In the weeks leading up to the new school year in Massachusetts, the head of one of the state’s largest school bus transportation providers warned he was down 10 percent of his workforce. The shortage, he said, probably would disrupt routes and cause students to be late to school.
By the time school began earlier this month, McCarthy’s predictions proved true. When the first day arrived, students experienced extensive delays or missed pickups.
On Monday, Massachusetts Gov. Charlie Baker (R) announced a solution — he is making 250 National Guard personnel available to fill in on bus routes.
“The safe and reliable transportation to school each day is critical to our children’s safety and education,” Baker tweeted.
School districts nationwide are feeling the shortfalls of a dwindling bus driver workforce. Although districts often run into driver shortages, the coronavirus’s highly contagious delta variant has exacerbated the problem. While some drivers found other work when school shifted to remote learning last year, others may be wary of driving a bus filled with unvaccinated children. Many bus drivers are retirees, according to the children’s ride-hailing service HopSkipDrive, putting them in an age group that is more vulnerable to the coronavirus.
School districts have had to get creative with their recruitment of new employees — many launched social media campaigns that advertise a decent hourly wage and benefits.
Some are offering hefty bonuses to entice people to apply. A Montana school bus contractor is putting up a $4,000 bonus for first-time drivers, according to the Helena Independent Record. In West Michigan, one district is offering a $2,500 signing bonus and $500 to any employee who referred a new hire. A charter school in Wilmington, Del., is offering parents $700 for each of their children they can drive to school for the entire year.
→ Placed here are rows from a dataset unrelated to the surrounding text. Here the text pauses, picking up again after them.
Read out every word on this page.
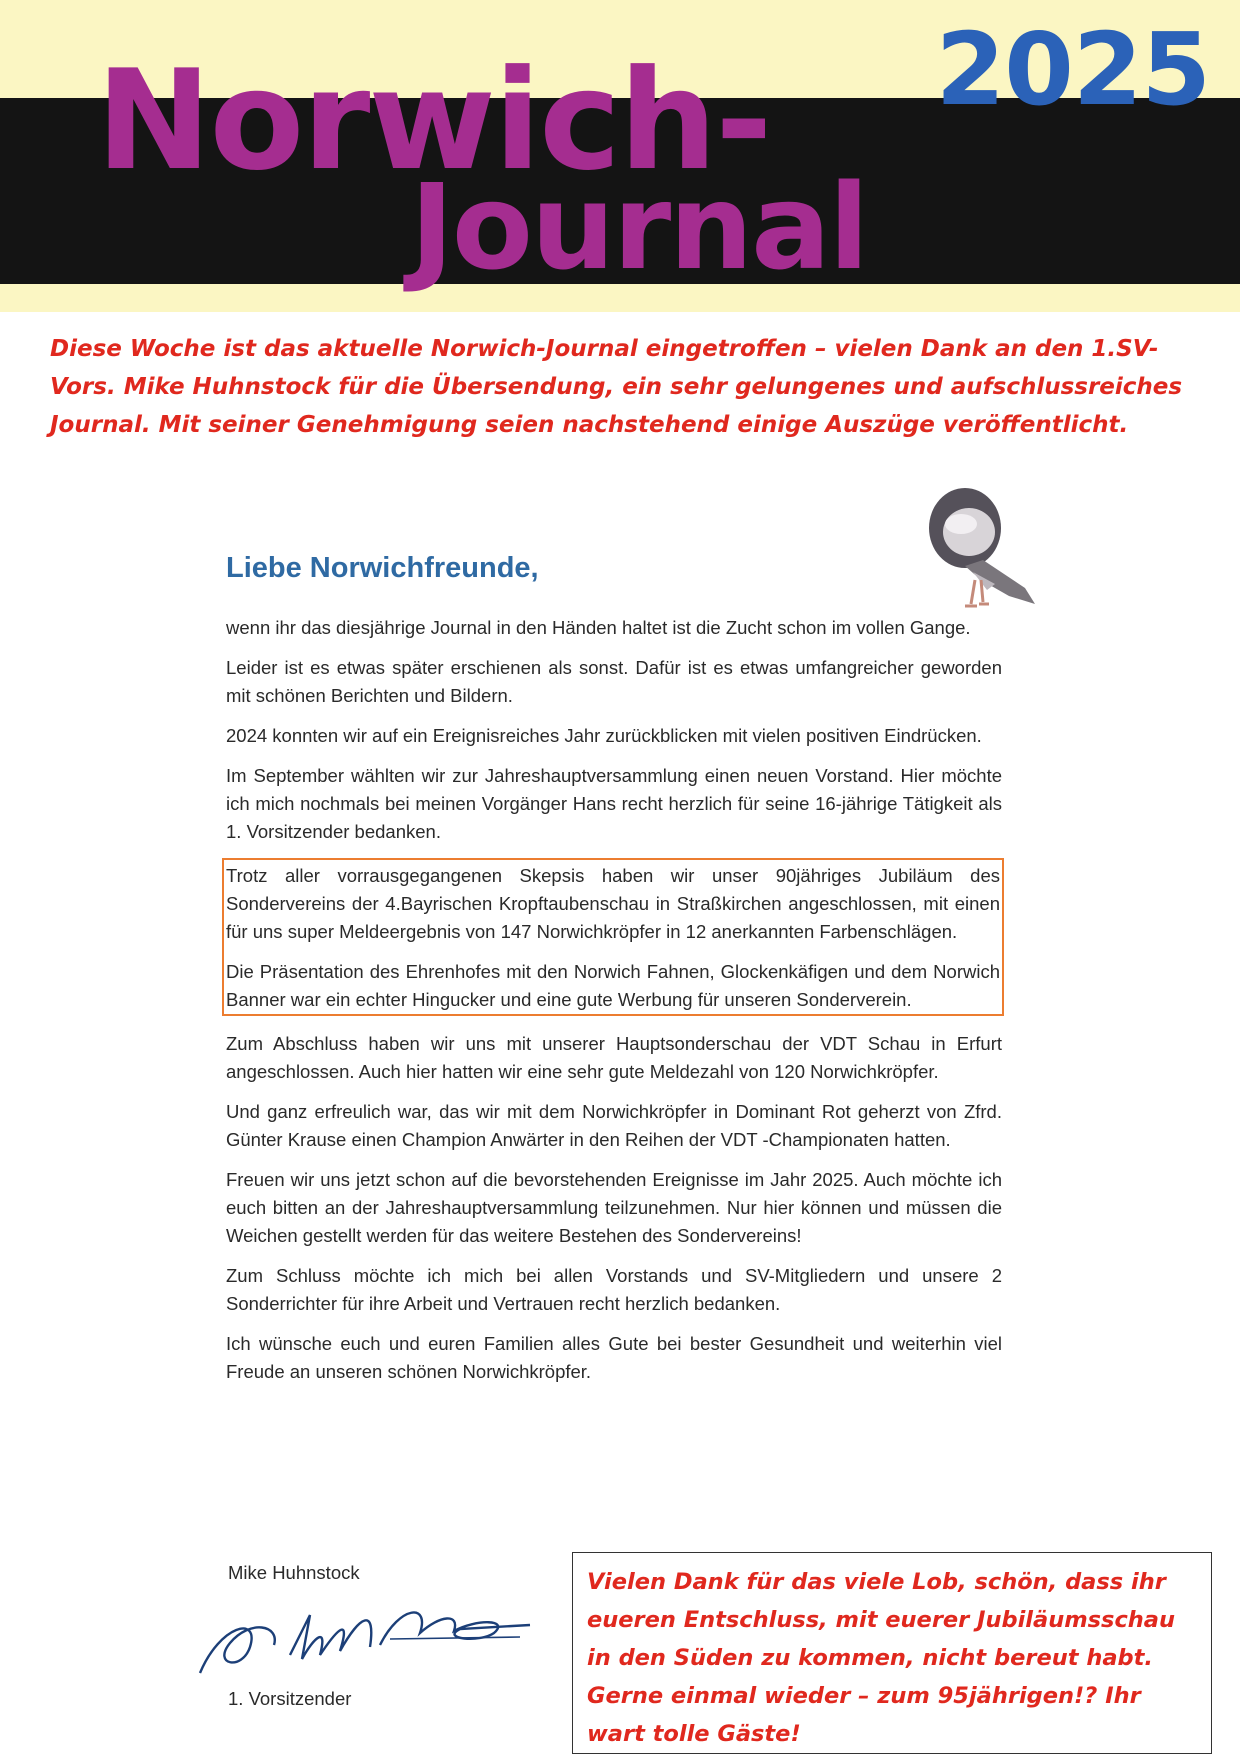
Norwich-
Journal
2025

Diese Woche ist das aktuelle Norwich-Journal eingetroffen – vielen Dank an den 1.SV-Vors. Mike Huhnstock für die Übersendung, ein sehr gelungenes und aufschlussreiches Journal. Mit seiner Genehmigung seien nachstehend einige Auszüge veröffentlicht.

Liebe Norwichfreunde,

wenn ihr das diesjährige Journal in den Händen haltet ist die Zucht schon im vollen Gange.

Leider ist es etwas später erschienen als sonst. Dafür ist es etwas umfangreicher geworden mit schönen Berichten und Bildern.

2024 konnten wir auf ein Ereignisreiches Jahr zurückblicken mit vielen positiven Eindrücken.

Im September wählten wir zur Jahreshauptversammlung einen neuen Vorstand. Hier möchte ich mich nochmals bei meinen Vorgänger Hans recht herzlich für seine 16-jährige Tätigkeit als 1. Vorsitzender bedanken.

Trotz aller vorrausgegangenen Skepsis haben wir unser 90jähriges Jubiläum des Sondervereins der 4.Bayrischen Kropftaubenschau in Straßkirchen angeschlossen, mit einen für uns super Meldeergebnis von 147 Norwichkröpfer in 12 anerkannten Farbenschlägen.

Die Präsentation des Ehrenhofes mit den Norwich Fahnen, Glockenkäfigen und dem Norwich Banner war ein echter Hingucker und eine gute Werbung für unseren Sonderverein.

Zum Abschluss haben wir uns mit unserer Hauptsonderschau der VDT Schau in Erfurt angeschlossen. Auch hier hatten wir eine sehr gute Meldezahl von 120 Norwichkröpfer.

Und ganz erfreulich war, das wir mit dem Norwichkröpfer in Dominant Rot geherzt von Zfrd. Günter Krause einen Champion Anwärter in den Reihen der VDT -Championaten hatten.

Freuen wir uns jetzt schon auf die bevorstehenden Ereignisse im Jahr 2025. Auch möchte ich euch bitten an der Jahreshauptversammlung teilzunehmen. Nur hier können und müssen die Weichen gestellt werden für das weitere Bestehen des Sondervereins!

Zum Schluss möchte ich mich bei allen Vorstands und SV-Mitgliedern und unsere 2 Sonderrichter für ihre Arbeit und Vertrauen recht herzlich bedanken.

Ich wünsche euch und euren Familien alles Gute bei bester Gesundheit und weiterhin viel Freude an unseren schönen Norwichkröpfer.

Mike Huhnstock

1. Vorsitzender

Vielen Dank für das viele Lob, schön, dass ihr eueren Entschluss, mit euerer Jubiläumsschau in den Süden zu kommen, nicht bereut habt. Gerne einmal wieder – zum 95jährigen!? Ihr wart tolle Gäste!
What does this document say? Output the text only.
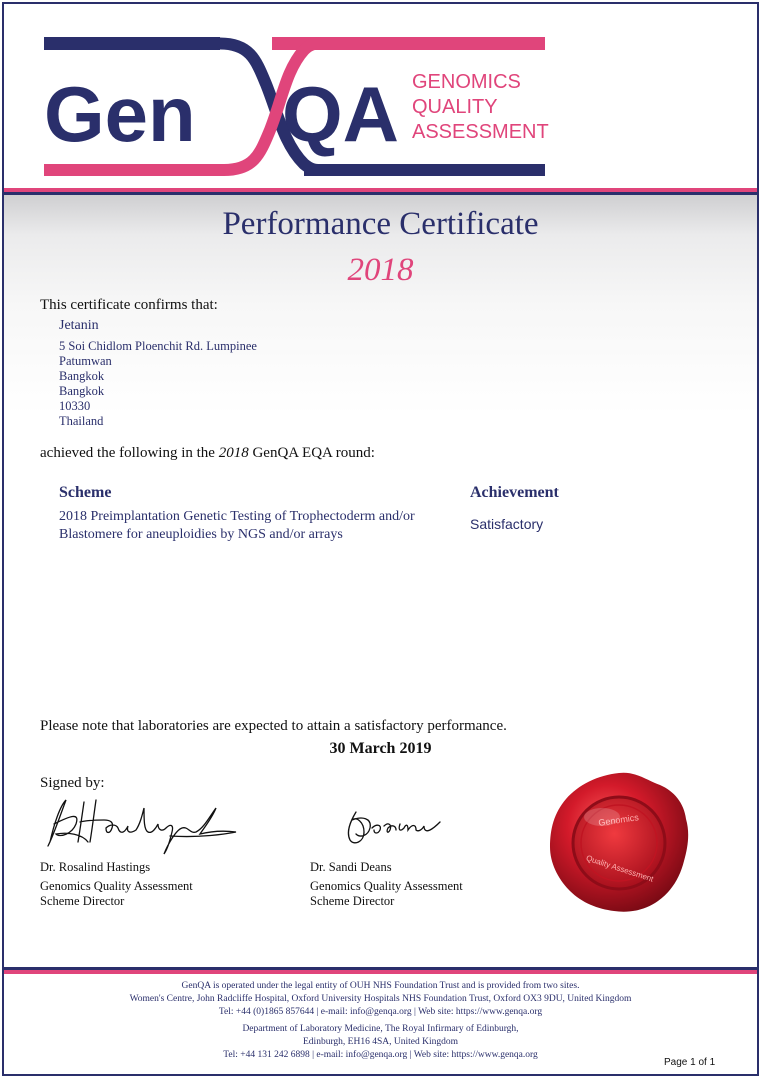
Gen QA GENOMICS
QUALITY
ASSESSMENT
Performance Certificate
2018
This certificate confirms that:
Jetanin
5 Soi Chidlom Ploenchit Rd. Lumpinee
Patumwan
Bangkok
Bangkok
10330
Thailand
achieved the following in the 2018 GenQA EQA round:
Scheme	Achievement
2018 Preimplantation Genetic Testing of Trophectoderm and/or
Blastomere for aneuploidies by NGS and/or arrays
Satisfactory
Please note that laboratories are expected to attain a satisfactory performance.
30 March 2019
Signed by:
Dr. Rosalind Hastings
Genomics Quality Assessment
Scheme Director
Dr. Sandi Deans
Genomics Quality Assessment
Scheme Director
Genomics
Quality Assessment
GenQA is operated under the legal entity of OUH NHS Foundation Trust and is provided from two sites.
Women's Centre, John Radcliffe Hospital, Oxford University Hospitals NHS Foundation Trust, Oxford OX3 9DU, United Kingdom
Tel: +44 (0)1865 857644 | e-mail: info@genqa.org | Web site: https://www.genqa.org
Department of Laboratory Medicine, The Royal Infirmary of Edinburgh,
Edinburgh, EH16 4SA, United Kingdom
Tel: +44 131 242 6898 | e-mail: info@genqa.org | Web site: https://www.genqa.org
Page 1 of 1
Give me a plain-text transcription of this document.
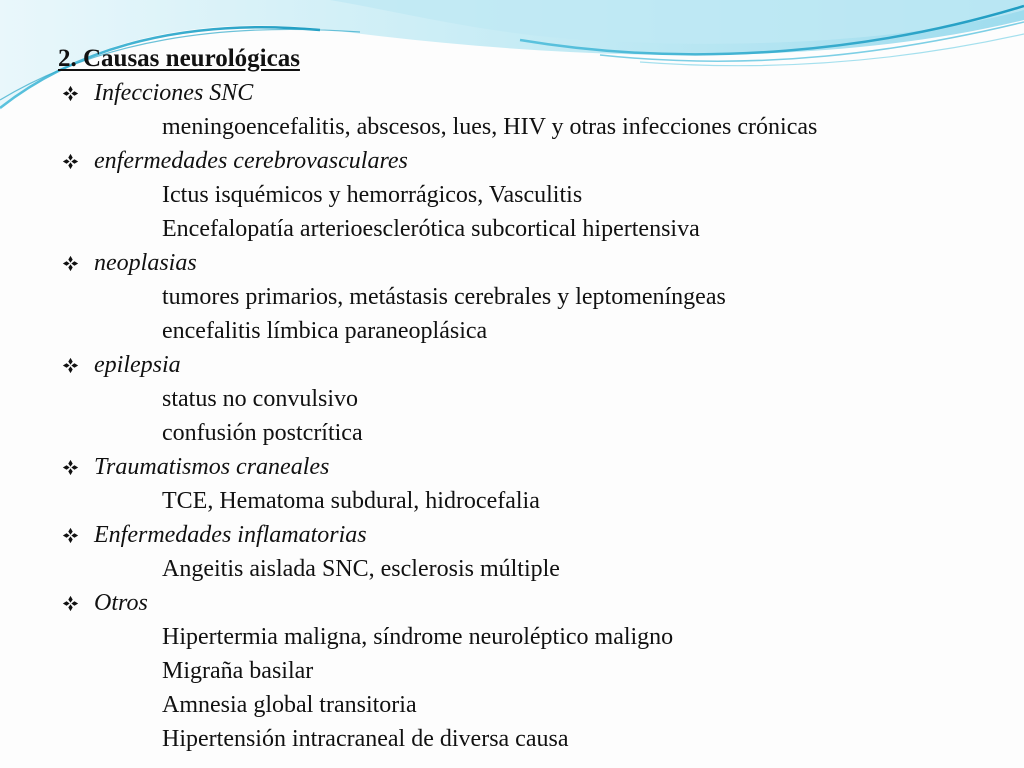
2. Causas neurológicas
Infecciones SNC
meningoencefalitis, abscesos, lues, HIV y otras infecciones crónicas
enfermedades cerebrovasculares
Ictus isquémicos y hemorrágicos, Vasculitis
Encefalopatía arterioesclerótica subcortical hipertensiva
neoplasias
tumores primarios, metástasis cerebrales y leptomeníngeas
encefalitis límbica paraneoplásica
epilepsia
status no convulsivo
confusión postcrítica
Traumatismos craneales
TCE, Hematoma subdural, hidrocefalia
Enfermedades inflamatorias
Angeitis aislada SNC, esclerosis múltiple
Otros
Hipertermia maligna, síndrome neuroléptico maligno
Migraña basilar
Amnesia global transitoria
Hipertensión intracraneal de diversa causa
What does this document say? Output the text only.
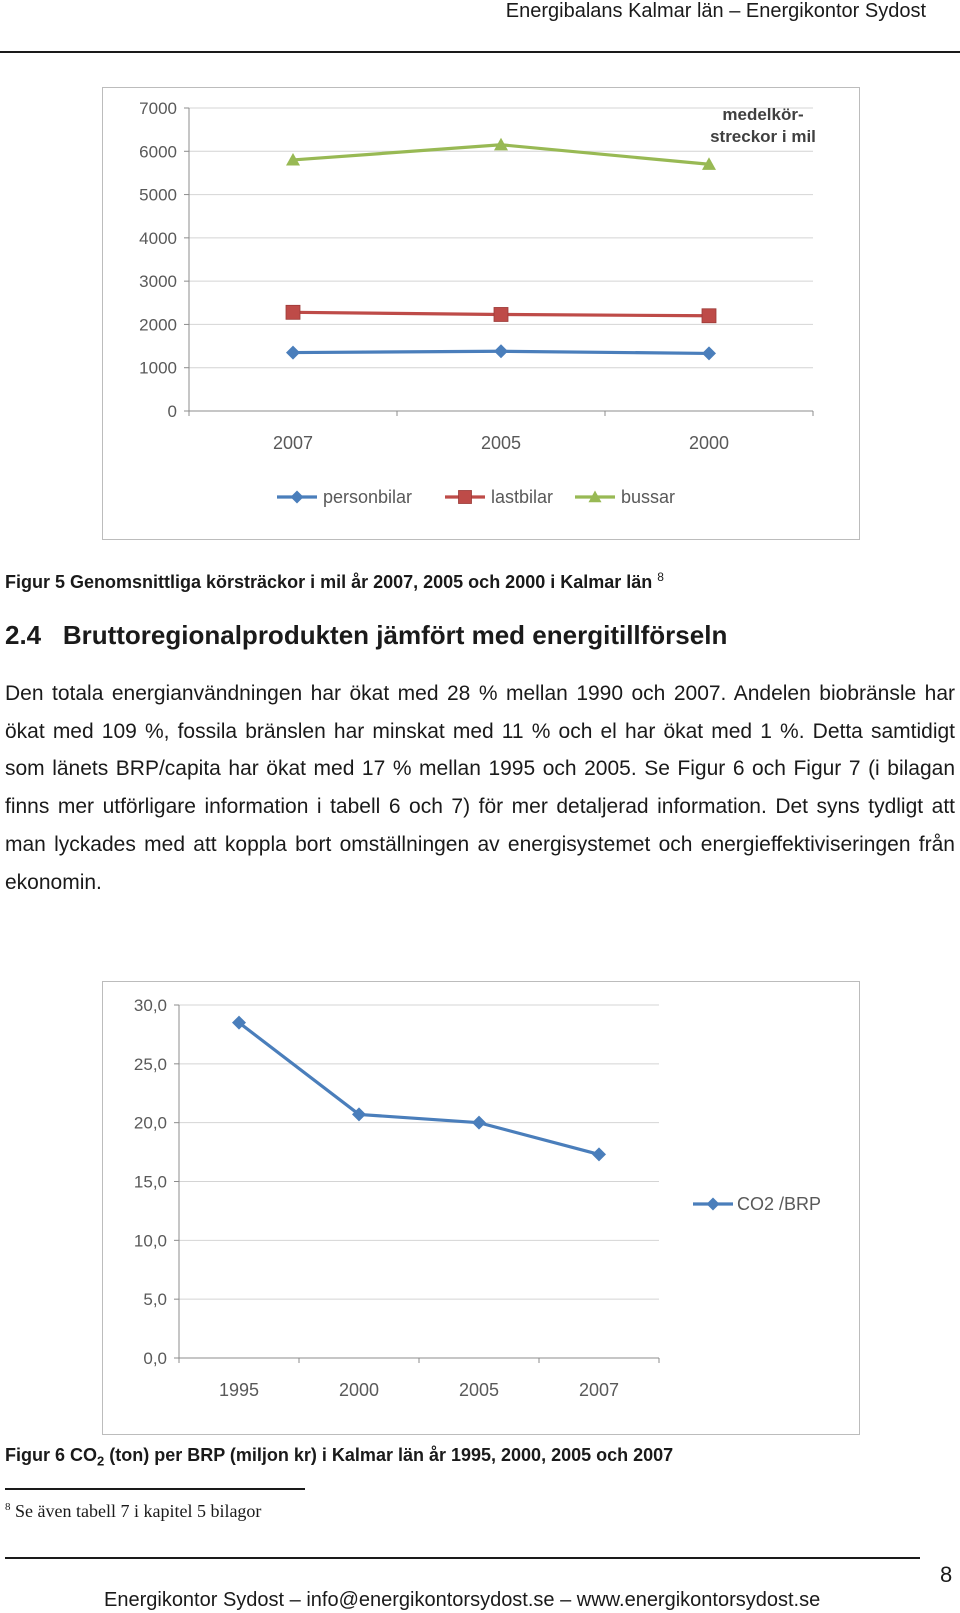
Energibalans Kalmar län – Energikontor Sydost
0
1000
2000
3000
4000
5000
6000
7000
2007	2005	2000
medelkör-
streckor i mil
personbilar	lastbilar	bussar
Figur 5 Genomsnittliga körsträckor i mil år 2007, 2005 och 2000 i Kalmar län $^8$
2.4 Bruttoregionalprodukten jämfört med energitillförseln
Den totala energianvändningen har ökat med 28 % mellan 1990 och 2007. Andelen biobränsle har ökat med 109 %, fossila bränslen har minskat med 11 % och el har ökat med 1 %. Detta samtidigt som länets BRP/capita har ökat med 17 % mellan 1995 och 2005. Se Figur 6 och Figur 7 (i bilagan finns mer utförligare information i tabell 6 och 7) för mer detaljerad information. Det syns tydligt att man lyckades med att koppla bort omställningen av energisystemet och energieffektiviseringen från ekonomin.
0,0
5,0
10,0
15,0
20,0
25,0
30,0
1995	2000	2005	2007
CO2 /BRP
Figur 6 $CO_2$ (ton) per BRP (miljon kr) i Kalmar län år 1995, 2000, 2005 och 2007
$^8$ Se även tabell 7 i kapitel 5 bilagor
8
Energikontor Sydost – info@energikontorsydost.se – www.energikontorsydost.se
Baker is the first governor to tap the National Guard to help alleviate the problem.
Beginning Tuesday, 90 Guard members will be dispatched to school districts in the cities of Chelsea, Lynn, Lawrence and Lowell, according to a statement from the governor’s office. They will receive training to drive passenger vans “to ensure the safety of children and families.”
Lowell Public Schools Superintendent Joel D. Boyd said in a statement that the district will be assigned 15 Guard members who he expects will be ready to get behind the wheel by the end of the week.
“This relationship will continue until we can fill all of our buses and vans with permanent school bus drivers,” Boyd said.
Chelsea Public Schools will also have the help of 15 Guard members, Superintendent Almi G. Abeyta said in a statement, noting that they will be unarmed and in uniform.
“This will ensure that students are picked up for school on time and returned home on time, so that they can have a productive day in school,” Abeyta said.
It is unclear how many members will aid Lawrence and Lynn public schools.
National Guard units saw more mobilizations in 2020 than any time since World War II, fueled by protests, wildfires and the pandemic. In many cases, Guard members were assisting overwhelmed health-care workers with coronavirus testing and vaccinations. They have again been called on in droves in recent months to relieve a dwindling hospital workforce dealing with a surge of critically ill covid patients.
A Washington Post-Kaiser Family Foundation poll found that roughly 3 in 10 health-care workers have considered leaving their jobs because of burnout, stress or mental health issues.
In August, Oregon Gov. Kate Brown (D) said she was mobilizing up to 1,500 Guard members to aid hospitals overrun with covid patients by handling logistics, coronavirus testing and operations. The governor sent in more service members earlier this month.
And on Monday, more than 300 Kentucky National Guard members joined 100 who were already activated.